On 25/07/07, Daniel JavaDev <[EMAIL PROTECTED]> wrote:
Unfortunately it's not my client, but Nokia's EAIF MMSC (emulator in this
case).

Like I said, I've coded my application to the protocol (EAIF) and it works.
I only need to add apache httpd in between in order to restrict access to
the application (by IP address range).

The response headers without using apache httpd:
 HTTP/1.1 202 Accepted
Server: Apache-Coyote/1.1
X-Powered-By: Servlet 2.4; JBoss-4 (build: CVSTag=JBoss_4)/Tomcat-5.5
Transfer-Encoding: chunked
Date: Wed, 25 Jul 2007 08:39:07 GMT


And the headers using apache httpd and mod_proxy:
 HTTP/1.1 202 Accepted
Date: Wed, 25 Jul 2007 08:43:37 GMT
Server: Apache-Coyote/1.1
X-Powered-By: Servlet 2.4; JBoss-4 (build: CVSTag=JBoss_4)/Tomcat-5.5
Content-Length: 0
Keep-Alive: timeout=5, max=100
Connection: Keep-Alive
Content-Type: text/plain

As you can see, httpd is replacing Transfer-Encoding with C-L, which is
breaking things.
I've used 'SetEnv proxy-sendchunked 1' in my httpd config, but it did not
make a difference.

Another kind of response (204 No Content) used for synchronous ACKs has the
same issue.

I'm tempted to hack the mod_proxy code but only has a last resort.
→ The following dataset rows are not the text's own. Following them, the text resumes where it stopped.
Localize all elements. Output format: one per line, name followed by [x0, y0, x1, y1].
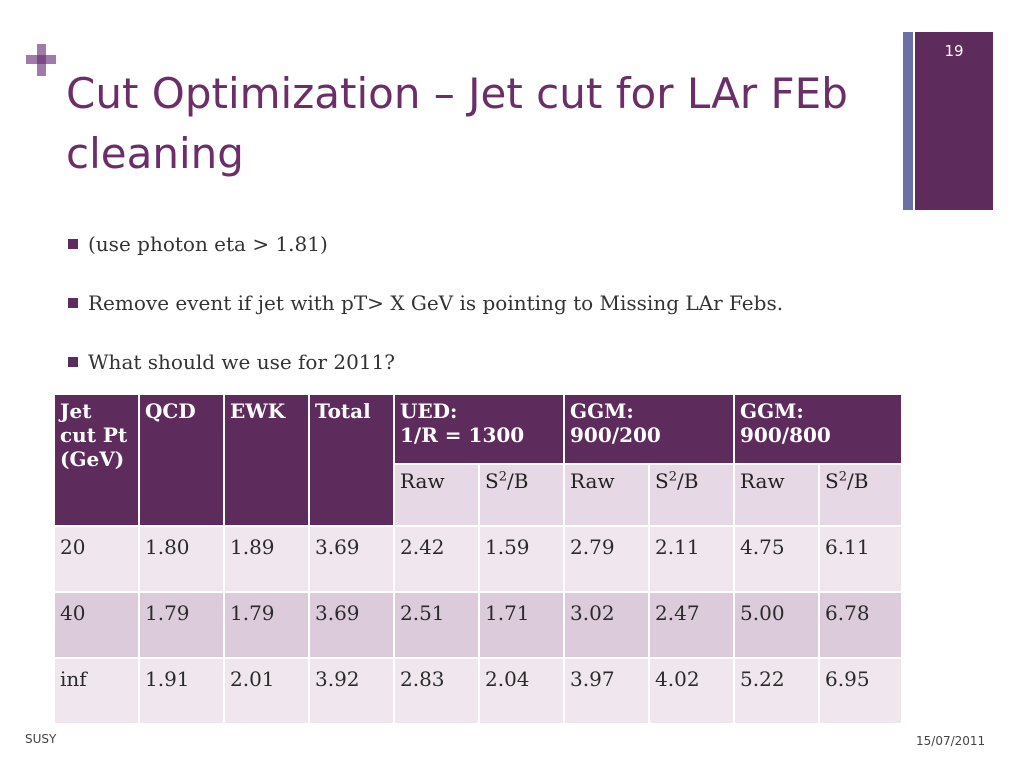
header-ued-line2: 1/R = 1300: [400, 423, 525, 447]
table-cell: 1.59: [480, 527, 566, 593]
table-cell: 1.91: [140, 659, 225, 725]
header-ggm2-line1: GGM:: [740, 399, 804, 423]
header-total: Total: [310, 395, 395, 527]
bullet-list: (use photon eta > 1.81) Remove event if …: [66, 230, 906, 407]
table-cell: 20: [55, 527, 140, 593]
corner-box: 19: [915, 32, 993, 210]
table-cell: 1.79: [225, 593, 310, 659]
table-cell: inf: [55, 659, 140, 725]
bullet-text: Remove event if jet with pT> X GeV is po…: [88, 291, 784, 315]
table-cell: 2.51: [395, 593, 480, 659]
header-ggm1-line2: 900/200: [570, 423, 661, 447]
bullet-item: What should we use for 2011?: [66, 348, 906, 407]
subheader-raw: Raw: [395, 465, 480, 527]
table-cell: 2.83: [395, 659, 480, 725]
bullet-item: Remove event if jet with pT> X GeV is po…: [66, 289, 906, 348]
table-cell: 6.95: [820, 659, 904, 725]
header-jet-cut: Jet cut Pt (GeV): [55, 395, 140, 527]
table-cell: 2.79: [565, 527, 651, 593]
table-cell: 40: [55, 593, 140, 659]
square-bullet-icon: [68, 239, 78, 249]
table-cell: 4.75: [735, 527, 821, 593]
table-cell: 3.92: [310, 659, 395, 725]
corner-stripe: [903, 32, 913, 210]
subheader-s2b: S2/B: [480, 465, 566, 527]
header-ewk: EWK: [225, 395, 310, 527]
subheader-raw: Raw: [565, 465, 651, 527]
slide-title: Cut Optimization – Jet cut for LAr FEb c…: [66, 69, 848, 178]
table-cell: 5.00: [735, 593, 821, 659]
table-cell: 2.11: [650, 527, 736, 593]
table-row: inf 1.91 2.01 3.92 2.83 2.04 3.97 4.02 5…: [55, 659, 904, 725]
table-cell: 2.04: [480, 659, 566, 725]
table-cell: 1.79: [140, 593, 225, 659]
footer-date: 15/07/2011: [916, 734, 986, 748]
bullet-text: What should we use for 2011?: [88, 350, 396, 374]
subheader-s2b: S2/B: [820, 465, 904, 527]
header-ggm-900-200: GGM: 900/200: [565, 395, 736, 465]
table-cell: 3.97: [565, 659, 651, 725]
header-ued: UED: 1/R = 1300: [395, 395, 566, 465]
table-row: 20 1.80 1.89 3.69 2.42 1.59 2.79 2.11 4.…: [55, 527, 904, 593]
slide-number: 19: [944, 42, 964, 60]
table-cell: 2.47: [650, 593, 736, 659]
table-cell: 3.69: [310, 527, 395, 593]
table-cell: 6.11: [820, 527, 904, 593]
plus-icon: [26, 44, 56, 76]
table-cell: 1.89: [225, 527, 310, 593]
table-cell: 6.78: [820, 593, 904, 659]
square-bullet-icon: [68, 357, 78, 367]
header-ggm1-line1: GGM:: [570, 399, 634, 423]
table-row: 40 1.79 1.79 3.69 2.51 1.71 3.02 2.47 5.…: [55, 593, 904, 659]
table-cell: 1.80: [140, 527, 225, 593]
header-ggm2-line2: 900/800: [740, 423, 831, 447]
table-cell: 1.71: [480, 593, 566, 659]
table-cell: 3.02: [565, 593, 651, 659]
table-cell: 5.22: [735, 659, 821, 725]
header-ued-line1: UED:: [400, 399, 458, 423]
table-cell: 2.42: [395, 527, 480, 593]
table-cell: 4.02: [650, 659, 736, 725]
square-bullet-icon: [68, 298, 78, 308]
table-cell: 3.69: [310, 593, 395, 659]
header-ggm-900-800: GGM: 900/800: [735, 395, 904, 465]
subheader-raw: Raw: [735, 465, 821, 527]
subheader-s2b: S2/B: [650, 465, 736, 527]
bullet-text: (use photon eta > 1.81): [88, 232, 328, 256]
results-table: Jet cut Pt (GeV) QCD EWK Total UED: 1/R =…: [55, 395, 904, 725]
header-qcd: QCD: [140, 395, 225, 527]
corner-decoration: 19: [903, 32, 993, 210]
footer-left: SUSY: [25, 732, 57, 746]
bullet-item: (use photon eta > 1.81): [66, 230, 906, 289]
table-cell: 2.01: [225, 659, 310, 725]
Surely
there must be some way to configure httpd to stick with the original
headers.

I'm not familliar with the semantics of 202 Accepted, sorry. Seems
very strange that you would need Transfer-Encoding: chunked for an
empty response though. I don't suppose ProxyBadHeader would help?
Also, you should really use ProxyPass rather than RewriteRule is your
setup is that simple, not that it'll 'fix' this issue.